Piotr Cisak

Artist: 
Album Title: 
Volcanus
Release Date: 
Monday, November 16, 2015
Distribution: 
Review Type: 

Piotr Cisak is a Polish musician / artist that surprised me more than once in the past. Especially the album released as Arsenne + Cisak + Oleksiński did satisfy my eardrums and brain (see update January 17th 2016 for my enthusiastic review…). Another review published recently on www.concreteweb.be is the one for the Kodomo No Hi album – see March 24th 2016 in case you’re interested.

Important might be: both these recordings were done in co-operation with another Polish artist, Paweł Oleksiński. Both of them, Piotr and Paweł, did work together on tens of projects, and once again the very same goes for this newest creation by Piotr, Volcanus. The three creations on the A-side of this tape (From The Apple To The Egg, From The Founding Of The City and Remember To Keep A Clear Head In Difficult Times) indeed feature Paweł, while the sole composition on side B, 1986, is a collaboration in between Piotr and Tomasz Mreńca; both of them worked together before too, in projects that did include Paweł as well, by the way.

Anyway, Volcanus was recorded in these guys’ home country (actually in both Gdansk and Wroclaw). The material was mastered by Piotr, and the cassette edition sees the light via the strange label Become Eternal, which usually does not release my cup of (poisonous) tea. The weird artwork and layout were done by Bartosz R. and Joanna K. respectively.

The three compositions on the A-side bring ambient-laden droning creations, mainly based on acoustic and electric guitars, with subtle yet prominently present additions of Noise (once in a while a sharp shriek scares up the journey in the opening track, and what about the limited yet undeniably important Power Electronics elements in From The Founding Of The City) or other bizarre elements (like those final seconds on From The Apple To The Egg). The atmosphere is both dark and light, quite dreamy and hypnotic, balancing in between the minimalism of vast emptiness and a warm and full richness of sound. A track like From The Founding Of The City, with that repetitive yet mesmerizing guitar melody and the oppressive, even uncomfortable zooming drone, surely defines this explanation.

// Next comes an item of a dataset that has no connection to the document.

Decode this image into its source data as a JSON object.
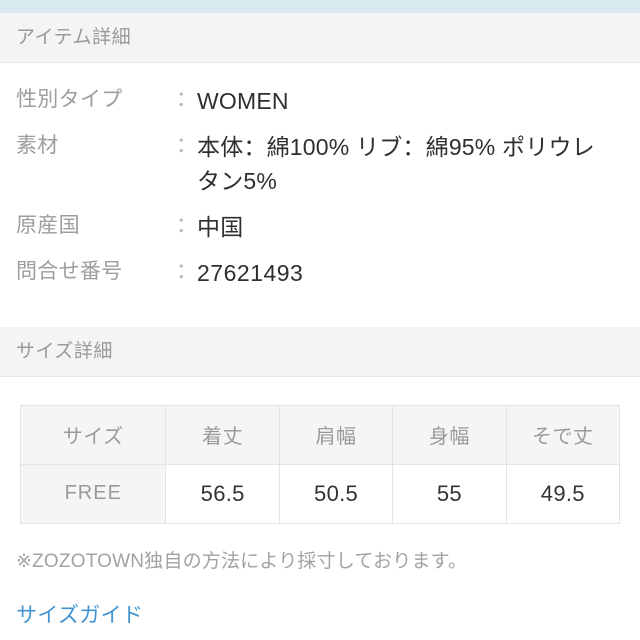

1986, the longest piece (clocking fifteen minutes), is strongly comparable, yet it comes with less extravagant and extravert moments. This piece is like a self-progressing organism, drawing its life temper out of a rich soil of aural elementary details, reaching out for an explicit nature of sonic elegance.

So, once again Piotr maintains to show a glimpse of his creative sonic craftsmanship, once again helped out by some same-minded and equally-experienced musicians, with a result that will be hugely appreciated by a worldwide (open-minded) Drone / Ambient / Minimal audience.